From magnetic order to valence-change crossover in EuPd$_2$(Si$_{1-x}$Ge$_x$)$_2$ using He-gas pressure

TL;DR

This study investigates how magnetic order and valence states in EuPd$_2$(Si$_{1-x}$Ge$_x$)$_2$ evolve under pressure and Ge substitution, revealing a strong pressure dependence of valence crossover and a transition from magnetic to intermediate-valence states.

Contribution

It provides new insights into the pressure-induced valence and magnetic state transitions in Eu-based intermetallic compounds with Ge substitution.

Findings

Valence-change crossover around 160 K at ambient pressure for x=0.

Strong pressure dependence of the valence crossover temperature, d$T'_V$/d$p$ = (80 ± 10) K/GPa.

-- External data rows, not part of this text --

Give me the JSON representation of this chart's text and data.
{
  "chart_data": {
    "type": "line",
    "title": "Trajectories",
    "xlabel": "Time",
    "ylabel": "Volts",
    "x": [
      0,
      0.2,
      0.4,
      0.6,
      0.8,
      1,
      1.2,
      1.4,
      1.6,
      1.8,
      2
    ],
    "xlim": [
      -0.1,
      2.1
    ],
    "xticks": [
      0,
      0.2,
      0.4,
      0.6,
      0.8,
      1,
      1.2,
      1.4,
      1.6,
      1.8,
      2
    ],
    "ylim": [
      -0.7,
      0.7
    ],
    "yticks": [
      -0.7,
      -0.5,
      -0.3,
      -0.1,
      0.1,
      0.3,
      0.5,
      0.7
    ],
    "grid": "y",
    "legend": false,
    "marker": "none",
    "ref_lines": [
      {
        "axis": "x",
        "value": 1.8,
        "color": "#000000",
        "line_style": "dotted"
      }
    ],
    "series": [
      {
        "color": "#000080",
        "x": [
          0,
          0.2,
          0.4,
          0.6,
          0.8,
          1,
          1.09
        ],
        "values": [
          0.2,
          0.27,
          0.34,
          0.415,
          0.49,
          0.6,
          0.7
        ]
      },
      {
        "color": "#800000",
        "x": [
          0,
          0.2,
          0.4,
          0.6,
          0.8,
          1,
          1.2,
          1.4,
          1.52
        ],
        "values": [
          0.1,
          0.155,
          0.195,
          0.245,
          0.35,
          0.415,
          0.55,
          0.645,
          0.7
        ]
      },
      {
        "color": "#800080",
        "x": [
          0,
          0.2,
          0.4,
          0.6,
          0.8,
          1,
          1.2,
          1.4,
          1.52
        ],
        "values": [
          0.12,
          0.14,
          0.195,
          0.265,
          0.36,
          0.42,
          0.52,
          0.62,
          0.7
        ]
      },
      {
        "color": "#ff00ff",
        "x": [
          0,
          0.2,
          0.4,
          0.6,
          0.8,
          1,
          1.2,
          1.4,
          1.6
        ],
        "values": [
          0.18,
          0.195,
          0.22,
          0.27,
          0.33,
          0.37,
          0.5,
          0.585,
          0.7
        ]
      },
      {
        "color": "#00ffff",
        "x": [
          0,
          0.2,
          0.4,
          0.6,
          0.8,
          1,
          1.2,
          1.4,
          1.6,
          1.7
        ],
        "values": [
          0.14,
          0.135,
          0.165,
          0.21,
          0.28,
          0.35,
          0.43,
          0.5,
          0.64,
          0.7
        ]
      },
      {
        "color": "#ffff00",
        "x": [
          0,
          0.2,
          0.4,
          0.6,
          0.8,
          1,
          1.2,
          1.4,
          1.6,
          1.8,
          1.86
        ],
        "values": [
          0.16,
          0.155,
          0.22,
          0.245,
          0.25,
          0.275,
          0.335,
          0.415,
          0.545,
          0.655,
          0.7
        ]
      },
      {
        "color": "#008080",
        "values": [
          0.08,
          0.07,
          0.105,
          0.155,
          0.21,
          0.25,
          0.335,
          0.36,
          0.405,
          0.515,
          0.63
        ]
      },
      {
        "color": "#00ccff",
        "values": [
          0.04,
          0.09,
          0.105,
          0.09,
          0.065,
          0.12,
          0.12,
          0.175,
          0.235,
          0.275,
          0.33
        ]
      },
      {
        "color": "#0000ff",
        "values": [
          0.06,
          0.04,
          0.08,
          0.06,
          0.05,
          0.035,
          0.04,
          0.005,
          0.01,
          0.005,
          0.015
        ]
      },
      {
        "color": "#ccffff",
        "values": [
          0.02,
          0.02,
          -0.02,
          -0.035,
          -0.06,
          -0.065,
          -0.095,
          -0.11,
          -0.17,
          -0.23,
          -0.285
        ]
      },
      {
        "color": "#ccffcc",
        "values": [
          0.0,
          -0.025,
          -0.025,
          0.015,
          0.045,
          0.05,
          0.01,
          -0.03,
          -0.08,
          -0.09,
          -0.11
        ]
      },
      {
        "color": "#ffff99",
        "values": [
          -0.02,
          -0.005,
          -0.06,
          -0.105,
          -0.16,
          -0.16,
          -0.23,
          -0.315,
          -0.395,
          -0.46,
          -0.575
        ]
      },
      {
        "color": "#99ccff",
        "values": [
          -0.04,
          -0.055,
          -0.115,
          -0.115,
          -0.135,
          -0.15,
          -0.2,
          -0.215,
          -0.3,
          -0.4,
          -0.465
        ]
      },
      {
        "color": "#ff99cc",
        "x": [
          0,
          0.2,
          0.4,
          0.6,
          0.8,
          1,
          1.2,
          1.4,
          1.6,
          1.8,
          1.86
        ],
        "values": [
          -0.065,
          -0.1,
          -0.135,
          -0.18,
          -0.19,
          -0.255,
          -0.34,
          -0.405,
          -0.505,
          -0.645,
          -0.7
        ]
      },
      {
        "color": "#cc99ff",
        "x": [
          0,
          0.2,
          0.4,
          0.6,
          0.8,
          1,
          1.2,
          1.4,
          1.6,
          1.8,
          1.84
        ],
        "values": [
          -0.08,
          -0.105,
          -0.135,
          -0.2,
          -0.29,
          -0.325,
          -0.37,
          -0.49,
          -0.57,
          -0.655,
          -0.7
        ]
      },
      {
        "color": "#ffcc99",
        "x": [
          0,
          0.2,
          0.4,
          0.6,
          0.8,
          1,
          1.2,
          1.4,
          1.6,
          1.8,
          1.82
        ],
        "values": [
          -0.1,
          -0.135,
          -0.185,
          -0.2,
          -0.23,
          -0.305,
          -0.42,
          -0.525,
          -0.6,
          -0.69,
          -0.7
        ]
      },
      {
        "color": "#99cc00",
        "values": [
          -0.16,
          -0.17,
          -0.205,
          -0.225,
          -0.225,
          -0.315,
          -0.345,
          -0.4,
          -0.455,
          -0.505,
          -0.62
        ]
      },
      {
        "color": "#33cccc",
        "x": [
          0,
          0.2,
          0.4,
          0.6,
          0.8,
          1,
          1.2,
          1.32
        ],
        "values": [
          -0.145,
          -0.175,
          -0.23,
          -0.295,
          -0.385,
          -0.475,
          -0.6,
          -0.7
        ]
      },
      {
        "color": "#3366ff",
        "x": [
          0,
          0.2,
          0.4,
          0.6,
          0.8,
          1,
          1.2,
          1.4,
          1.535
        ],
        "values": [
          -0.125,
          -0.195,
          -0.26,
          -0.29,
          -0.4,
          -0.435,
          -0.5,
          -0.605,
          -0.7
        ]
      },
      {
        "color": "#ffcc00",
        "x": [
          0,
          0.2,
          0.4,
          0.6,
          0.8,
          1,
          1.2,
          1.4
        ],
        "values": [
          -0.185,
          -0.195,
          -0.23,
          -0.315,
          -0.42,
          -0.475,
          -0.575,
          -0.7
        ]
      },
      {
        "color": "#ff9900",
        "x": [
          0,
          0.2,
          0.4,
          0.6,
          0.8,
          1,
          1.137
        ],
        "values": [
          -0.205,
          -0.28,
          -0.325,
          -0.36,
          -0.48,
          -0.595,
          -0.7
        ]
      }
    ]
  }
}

Transition from antiferromagnetic order to intermediate-valence state with small applied pressure.

Abstract

We present results of magnetic susceptibility and thermal expansion measurements performed on high-quality single crystals of EuPd$_2$(Si$_{1-x}$Ge$_x$)$_2$ for 0 $\leq$ x $\leq$ 0.2 and temperatures 2 K $\leq T \leq$ 300 K. Data were taken at ambient pressure and finite He-gas pressure $p$ $\leq$ 0.5 GPa. For x = 0 and ambient pressure we observe a pronounced valence-change crossover centred around $T'_V$ $\approx$ 160 K with a non-magnetic ground state. This valence-change crossover is characterized by an extraordinarily strong pressure dependence of d$T'_V$ /d$p$ = (80 $\pm 10)$ K/GPa. We observe a shift of $T'_V$ to lower temperatures with increasing Ge-concentration, reaching $T'_V$ $\approx$ 90 K for x = 0.1, while still showing a non-magnetic ground state. Remarkably, on further increasing x to 0.2 we find a stable Eu$^{(2+\delta)+}$ valence with long-range antiferromagnetic order below $T_N$ = (47.5 $\pm$ 0.1) K, reflecting a close competition between two energy scales in this system. In fact, by the application of hydrostatic pressure as small as 0.1 GPa, the ground state of this system can be changed from long-range antiferromagnetic order for $p$ $<$ 0.1 GPa to an intermediate-valence state for $p$ $\geq$ 0.1 GPa.